Und in diesem November vor dem Jugendschöffengericht. Weil er zur Tatzeit noch nicht 21 war, steht die Frage im Raum, ob er nach Erwachsenen- oder Jugendstrafrecht verurteilt wird.
Mitarbeiterin der Jugendgerichtshilfe: Kein Unrechtsbewusstsein zu erkennen
Eine Mitarbeiterin der Jugendgerichtshilfe rät vor Gericht dazu, den 22-Jährigen nach Jugendstrafrecht zu verurteilen. Er habe versucht, reich zu werden. Die einfachen Verhältnisse, aus denen er stamme, seien ihm immer "zu wenig" gewesen. Er habe BWL studieren wollen, das habe nicht geklappt. Seine Persönlichkeit könne nicht als ausgereift erachtet werden, sagt die Jugendgerichtshilfe-Mitarbeiterin. In der Sache könne sie "kein wirkliches Unrechtsbewusstsein erkennen". Sie könne nicht ausschließen, dass der Angeklagte nicht wieder versuchen würde, sein Geld mit OnlyFans zu verdienen.

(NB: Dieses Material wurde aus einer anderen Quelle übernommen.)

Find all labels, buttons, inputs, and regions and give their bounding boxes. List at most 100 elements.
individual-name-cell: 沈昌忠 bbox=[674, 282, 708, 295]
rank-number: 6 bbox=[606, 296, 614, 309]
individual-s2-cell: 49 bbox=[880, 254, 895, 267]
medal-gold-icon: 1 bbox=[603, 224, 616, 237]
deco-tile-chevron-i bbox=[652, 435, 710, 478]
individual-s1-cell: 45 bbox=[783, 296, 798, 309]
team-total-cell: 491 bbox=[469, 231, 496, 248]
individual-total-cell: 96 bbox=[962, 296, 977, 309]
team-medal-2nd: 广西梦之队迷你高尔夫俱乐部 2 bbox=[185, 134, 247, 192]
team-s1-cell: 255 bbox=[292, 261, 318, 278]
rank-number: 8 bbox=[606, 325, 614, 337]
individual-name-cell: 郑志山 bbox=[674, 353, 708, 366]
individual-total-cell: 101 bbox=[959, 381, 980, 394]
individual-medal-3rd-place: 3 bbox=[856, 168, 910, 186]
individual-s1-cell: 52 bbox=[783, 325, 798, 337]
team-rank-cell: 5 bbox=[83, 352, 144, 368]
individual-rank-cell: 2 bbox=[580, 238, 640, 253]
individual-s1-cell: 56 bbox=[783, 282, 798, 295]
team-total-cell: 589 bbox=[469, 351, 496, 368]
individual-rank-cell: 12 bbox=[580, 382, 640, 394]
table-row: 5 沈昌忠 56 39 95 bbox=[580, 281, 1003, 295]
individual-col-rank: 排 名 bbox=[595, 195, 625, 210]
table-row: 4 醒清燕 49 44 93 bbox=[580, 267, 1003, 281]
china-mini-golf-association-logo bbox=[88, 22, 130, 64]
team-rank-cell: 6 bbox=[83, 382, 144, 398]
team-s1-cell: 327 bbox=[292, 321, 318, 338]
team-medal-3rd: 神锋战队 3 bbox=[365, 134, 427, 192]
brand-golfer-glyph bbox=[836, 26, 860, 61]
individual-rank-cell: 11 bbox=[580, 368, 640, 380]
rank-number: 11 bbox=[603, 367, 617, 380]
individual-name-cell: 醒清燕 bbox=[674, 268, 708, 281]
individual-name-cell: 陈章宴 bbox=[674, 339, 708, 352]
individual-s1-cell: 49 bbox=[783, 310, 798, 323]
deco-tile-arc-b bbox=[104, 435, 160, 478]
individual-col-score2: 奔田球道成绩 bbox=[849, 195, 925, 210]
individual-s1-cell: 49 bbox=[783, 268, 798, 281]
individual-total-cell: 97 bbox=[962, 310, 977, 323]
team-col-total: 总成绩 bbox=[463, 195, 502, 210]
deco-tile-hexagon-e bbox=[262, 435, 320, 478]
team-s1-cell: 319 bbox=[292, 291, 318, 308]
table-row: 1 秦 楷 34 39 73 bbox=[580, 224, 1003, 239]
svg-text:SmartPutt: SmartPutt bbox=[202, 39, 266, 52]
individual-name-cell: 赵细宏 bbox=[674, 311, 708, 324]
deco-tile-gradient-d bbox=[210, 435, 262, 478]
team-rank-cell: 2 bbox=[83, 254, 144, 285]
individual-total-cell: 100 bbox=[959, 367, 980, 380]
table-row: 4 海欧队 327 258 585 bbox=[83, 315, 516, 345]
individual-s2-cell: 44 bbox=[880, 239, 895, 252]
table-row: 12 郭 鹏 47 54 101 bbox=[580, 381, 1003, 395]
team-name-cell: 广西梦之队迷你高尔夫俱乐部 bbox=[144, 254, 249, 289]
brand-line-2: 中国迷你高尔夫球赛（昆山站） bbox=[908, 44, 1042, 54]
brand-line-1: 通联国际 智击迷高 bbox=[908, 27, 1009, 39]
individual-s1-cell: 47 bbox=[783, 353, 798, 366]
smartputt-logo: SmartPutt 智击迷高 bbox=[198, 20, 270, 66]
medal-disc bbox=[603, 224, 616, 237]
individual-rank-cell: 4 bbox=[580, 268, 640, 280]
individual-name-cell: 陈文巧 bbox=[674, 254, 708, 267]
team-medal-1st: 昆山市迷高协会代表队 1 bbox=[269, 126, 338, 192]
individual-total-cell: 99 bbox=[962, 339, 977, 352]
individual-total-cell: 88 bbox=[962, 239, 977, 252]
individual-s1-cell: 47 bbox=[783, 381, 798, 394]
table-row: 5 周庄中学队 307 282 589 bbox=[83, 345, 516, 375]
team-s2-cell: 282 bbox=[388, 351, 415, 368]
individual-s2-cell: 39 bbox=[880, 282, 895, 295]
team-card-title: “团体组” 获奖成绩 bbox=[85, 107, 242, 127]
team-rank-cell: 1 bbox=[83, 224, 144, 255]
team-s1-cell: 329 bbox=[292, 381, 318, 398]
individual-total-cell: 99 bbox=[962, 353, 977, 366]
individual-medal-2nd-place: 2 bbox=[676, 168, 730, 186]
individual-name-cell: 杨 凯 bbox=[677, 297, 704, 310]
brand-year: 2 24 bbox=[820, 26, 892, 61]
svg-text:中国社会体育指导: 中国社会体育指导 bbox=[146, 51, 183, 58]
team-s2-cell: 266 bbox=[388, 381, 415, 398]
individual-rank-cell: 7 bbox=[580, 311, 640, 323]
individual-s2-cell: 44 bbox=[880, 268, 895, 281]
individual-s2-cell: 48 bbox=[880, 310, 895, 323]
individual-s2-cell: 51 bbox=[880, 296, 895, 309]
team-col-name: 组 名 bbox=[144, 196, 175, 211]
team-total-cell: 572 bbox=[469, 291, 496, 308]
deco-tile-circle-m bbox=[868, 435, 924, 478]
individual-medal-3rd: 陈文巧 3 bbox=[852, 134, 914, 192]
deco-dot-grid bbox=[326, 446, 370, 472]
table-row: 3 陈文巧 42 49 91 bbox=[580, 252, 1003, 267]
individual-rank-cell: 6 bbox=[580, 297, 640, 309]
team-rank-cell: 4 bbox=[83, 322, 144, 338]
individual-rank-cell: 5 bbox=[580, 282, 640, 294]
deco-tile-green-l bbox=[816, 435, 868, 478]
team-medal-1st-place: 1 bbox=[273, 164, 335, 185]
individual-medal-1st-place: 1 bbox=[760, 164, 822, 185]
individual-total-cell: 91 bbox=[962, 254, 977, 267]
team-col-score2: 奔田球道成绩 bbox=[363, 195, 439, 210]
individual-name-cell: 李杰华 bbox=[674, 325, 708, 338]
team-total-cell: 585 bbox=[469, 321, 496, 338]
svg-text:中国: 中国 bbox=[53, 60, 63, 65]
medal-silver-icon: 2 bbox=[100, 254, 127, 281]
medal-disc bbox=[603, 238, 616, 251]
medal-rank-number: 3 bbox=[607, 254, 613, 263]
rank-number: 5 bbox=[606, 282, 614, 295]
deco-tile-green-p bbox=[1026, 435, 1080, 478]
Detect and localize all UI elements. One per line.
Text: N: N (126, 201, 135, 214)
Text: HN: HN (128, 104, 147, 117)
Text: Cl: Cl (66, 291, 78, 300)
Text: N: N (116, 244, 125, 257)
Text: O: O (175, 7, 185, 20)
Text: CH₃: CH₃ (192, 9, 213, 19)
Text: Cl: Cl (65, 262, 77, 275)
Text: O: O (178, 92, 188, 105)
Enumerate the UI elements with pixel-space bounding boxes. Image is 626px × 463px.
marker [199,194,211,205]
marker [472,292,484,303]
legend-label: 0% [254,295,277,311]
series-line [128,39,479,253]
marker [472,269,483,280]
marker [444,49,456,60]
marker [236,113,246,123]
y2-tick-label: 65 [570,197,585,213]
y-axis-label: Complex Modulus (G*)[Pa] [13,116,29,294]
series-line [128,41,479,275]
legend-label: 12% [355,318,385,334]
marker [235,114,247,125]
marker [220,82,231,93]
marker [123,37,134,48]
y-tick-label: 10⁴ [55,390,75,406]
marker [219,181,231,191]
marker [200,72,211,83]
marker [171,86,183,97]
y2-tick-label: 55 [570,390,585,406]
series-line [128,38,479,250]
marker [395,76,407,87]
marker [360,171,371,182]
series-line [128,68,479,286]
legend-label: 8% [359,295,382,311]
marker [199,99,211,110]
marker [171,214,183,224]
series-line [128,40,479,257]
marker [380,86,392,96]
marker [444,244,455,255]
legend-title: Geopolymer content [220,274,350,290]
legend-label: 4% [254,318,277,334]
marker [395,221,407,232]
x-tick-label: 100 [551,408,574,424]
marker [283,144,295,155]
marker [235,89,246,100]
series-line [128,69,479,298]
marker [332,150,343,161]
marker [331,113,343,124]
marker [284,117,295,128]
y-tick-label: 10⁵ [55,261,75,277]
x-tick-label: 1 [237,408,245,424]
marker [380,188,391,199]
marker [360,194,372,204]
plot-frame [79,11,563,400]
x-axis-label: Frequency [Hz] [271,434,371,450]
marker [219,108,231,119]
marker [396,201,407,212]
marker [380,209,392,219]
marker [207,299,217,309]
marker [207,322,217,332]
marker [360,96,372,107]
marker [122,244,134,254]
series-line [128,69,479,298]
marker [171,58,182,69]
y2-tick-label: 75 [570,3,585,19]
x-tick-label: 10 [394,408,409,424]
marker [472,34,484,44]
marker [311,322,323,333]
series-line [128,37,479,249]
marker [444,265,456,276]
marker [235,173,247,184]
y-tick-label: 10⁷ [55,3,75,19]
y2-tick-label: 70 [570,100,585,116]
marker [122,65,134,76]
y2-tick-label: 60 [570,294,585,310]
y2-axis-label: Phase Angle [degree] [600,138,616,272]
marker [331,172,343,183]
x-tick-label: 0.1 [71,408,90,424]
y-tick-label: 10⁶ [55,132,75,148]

Für den Staatsanwalt ist genau das der Grund, warum der Angeklagte möglichst hart und somit nach Erwachsenenstrafrecht zu bestrafen ist. "Ich habe das Gefühl, die Monate hinter Gittern haben nichts gebracht. Ich glaube, Sie würden sofort so weiter machen, wenn Sie draußen sind. Nur würden sie darauf achten, dass die Frauen eben über 21 sind", sagt Krist. Er fordert drei Jahre und sechs Monate.
Verteidiger Jochen Bauer argumentiert, dass sein Mandant keinerlei Zwang angewandt habe. Das verdiente Geld sei für gemeinsame Reisen draufgegangen. Der Anwalt plädiert auf Freispruch, in jedem Fall aber eine Jugendstrafe, die es seinem Mandanten ermögliche, "als freier Mann nach Hause zu gehen".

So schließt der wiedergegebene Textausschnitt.